…was the Word.
When I hear “In the beginning,” unbidden, my mind completes the first verse of the first chapter of the Gospel of John. It is without a doubt my favorite of the four Gospels. The Jesus of this gospel paints life in light and darkness, vine and branches, mysterious birth and rebirth, water and wine. As a poet I am most at home in these chapters, especially this first one.
Here Jesus is the logos, the Word, spoken beneath and through all creation. And the Word is Light, and the Light is Life. It simmers in the darkness, neither understood, nor overcome.
I’d known the first words of John’s gospel for a few years when I sat in a darkened theater in 1992 with the man who would become my husband. In the closing scenes of A River Runs Through It, a father and pastor speaks wisdom through his own grief:
“Each one of us here today will at one time in our lives look upon a loved one who is in need and ask the same question: We are willing to help, Lord, but what, if anything, is needed? For it is true we can seldom help those closest to us. Either we don’t know what part of ourselves to give or, more often than not, the part we have to give is not wanted. And so it is those we live with and should know who elude us. But we can still love them – we can love completely without complete understanding.” Norman Maclean A River Runs Through It
“Eventually, all things merge into one, and a river runs through it. The river was cut by the world’s great flood and runs over rocks from the basement of time. On some of the rocks are timeless raindrops. Under the rocks are the words, and some of the words are theirs.
I am haunted by waters.” Norman Maclean A River Runs Through It
I wept as I left the theater, for my father who was three years dead, who I had never understood, who I had struggled to love. I cried as well for the beauty of words, married so gorgeously that to translate them into bald factual prose would be to kill them. And I think even then that I knew on some level that part of the calling, the work of my life, would be to work out this faith, that beneath all I know, is the force of a strange, creative love expressed in grace. And that my way in to this mystery would be through words, through the truth of metaphor, so much more generous than mere facts.

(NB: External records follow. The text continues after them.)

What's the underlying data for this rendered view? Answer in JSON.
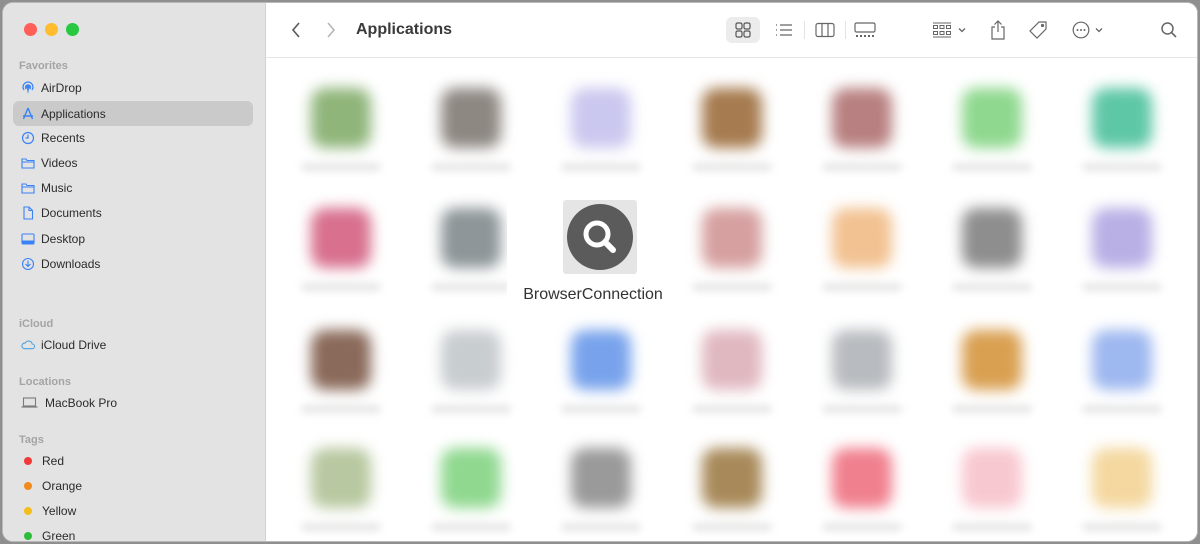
{
  "window": {
    "title": "Applications"
  },
  "traffic_lights": {
    "close": "#ff5f57",
    "minimize": "#febc2e",
    "zoom": "#28c840"
  },
  "sidebar": {
    "sections": [
      {
        "title": "Favorites",
        "items": [
          {
            "label": "AirDrop",
            "icon": "airdrop-icon"
          },
          {
            "label": "Applications",
            "icon": "applications-icon",
            "selected": true
          },
          {
            "label": "Recents",
            "icon": "clock-icon"
          },
          {
            "label": "Videos",
            "icon": "folder-icon"
          },
          {
            "label": "Music",
            "icon": "folder-icon"
          },
          {
            "label": "Documents",
            "icon": "document-icon"
          },
          {
            "label": "Desktop",
            "icon": "desktop-icon"
          },
          {
            "label": "Downloads",
            "icon": "download-icon"
          }
        ]
      },
      {
        "title": "iCloud",
        "items": [
          {
            "label": "iCloud Drive",
            "icon": "cloud-icon"
          }
        ]
      },
      {
        "title": "Locations",
        "items": [
          {
            "label": "MacBook Pro",
            "icon": "laptop-icon"
          }
        ]
      },
      {
        "title": "Tags",
        "items": [
          {
            "label": "Red",
            "color": "#f03a3a"
          },
          {
            "label": "Orange",
            "color": "#f08a1c"
          },
          {
            "label": "Yellow",
            "color": "#f3bd1b"
          },
          {
            "label": "Green",
            "color": "#2dbd3a"
          }
        ]
      }
    ]
  },
  "toolbar": {
    "back": "back-icon",
    "forward": "forward-icon",
    "view_modes": [
      "icon-view",
      "list-view",
      "column-view",
      "gallery-view"
    ],
    "active_view": "icon-view",
    "group": "group-icon",
    "share": "share-icon",
    "tags": "tag-icon",
    "more": "more-icon",
    "search": "search-icon"
  },
  "content": {
    "focused_app": {
      "label": "BrowserConnection",
      "icon": "magnifier-icon"
    },
    "blurred_icon_colors": [
      [
        "#8fb57a",
        "#8e8883",
        "#cbc8ef",
        "#a67b4f",
        "#b88080",
        "#8fd88f",
        "#5ec7a6"
      ],
      [
        "#d8708e",
        "#8e9699",
        "#e0b0c0",
        "#d6a0a0",
        "#f2c292",
        "#8e8e8e",
        "#b9b0e6"
      ],
      [
        "#8a6a5a",
        "#c8cdd0",
        "#78a3ec",
        "#e0b8c0",
        "#b8bcc0",
        "#d9a052",
        "#9eb8f0"
      ],
      [
        "#b8c8a0",
        "#90d890",
        "#9a9a9a",
        "#a88a5a",
        "#f0808e",
        "#f8c8d0",
        "#f4d8a0"
      ]
    ]
  }
}
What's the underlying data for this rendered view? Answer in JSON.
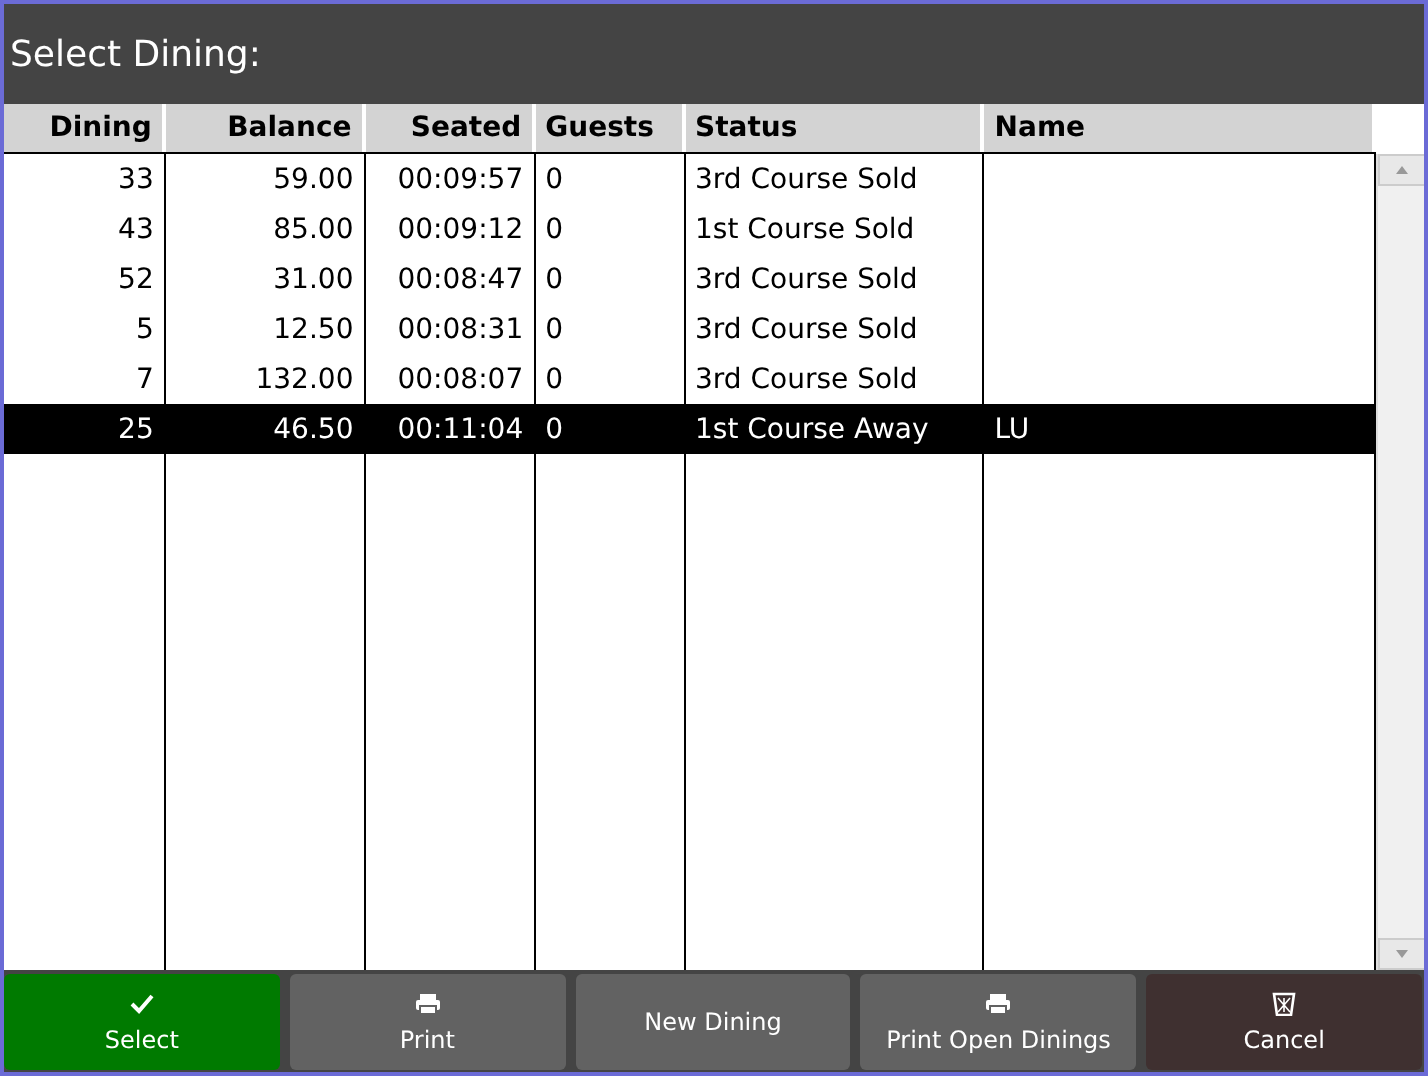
{
  "window": {
    "title": "Select Dining:"
  },
  "table": {
    "columns": [
      "Dining",
      "Balance",
      "Seated",
      "Guests",
      "Status",
      "Name"
    ],
    "rows": [
      {
        "cells": [
          "33",
          "59.00",
          "00:09:57",
          "0",
          "3rd Course Sold",
          ""
        ],
        "selected": false
      },
      {
        "cells": [
          "43",
          "85.00",
          "00:09:12",
          "0",
          "1st Course Sold",
          ""
        ],
        "selected": false
      },
      {
        "cells": [
          "52",
          "31.00",
          "00:08:47",
          "0",
          "3rd Course Sold",
          ""
        ],
        "selected": false
      },
      {
        "cells": [
          "5",
          "12.50",
          "00:08:31",
          "0",
          "3rd Course Sold",
          ""
        ],
        "selected": false
      },
      {
        "cells": [
          "7",
          "132.00",
          "00:08:07",
          "0",
          "3rd Course Sold",
          ""
        ],
        "selected": false
      },
      {
        "cells": [
          "25",
          "46.50",
          "00:11:04",
          "0",
          "1st Course Away",
          "LU"
        ],
        "selected": true
      }
    ]
  },
  "buttons": [
    {
      "label": "Select",
      "kind": "confirm"
    },
    {
      "label": "Print",
      "kind": "print"
    },
    {
      "label": "New Dining",
      "kind": "plain"
    },
    {
      "label": "Print Open Dinings",
      "kind": "print"
    },
    {
      "label": "Cancel",
      "kind": "cancel"
    }
  ]
}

A gift of my thirties was finding that, despite my own visual limitations, a camera lens was another way, capturing the light that hovers at the leading and closing edges of day. It is the grace to see more fully than the flat scene in a glance, the loft of a quilt, steam from a cup. What I want to do with my camera is to look on my world with a loving and kindly eye.
All this was swirling in my mind today as we took our traditional New Year’s hike. Sassafras Mountain is the highest point in South Carolina, and the wind was cold at the overlook as we gazed at blue upon blue. In the pristine chill of a January vacation day, I can believe easily that grace and love whisper beneath rivers and stones.
But I also know the good, the true and the beautiful can often wear disguises, can rest hidden in plain sight. This year, I want to pursue them, in the shadows and long nights as well as the golden hours. Much to my chagrin, I love to be right. This year I want to travel, by word and lens, into the mystery farther than before, and love that journey more than my precious rightness.
In the beginning of this year is an empty frame, a blank page. What do they whisper?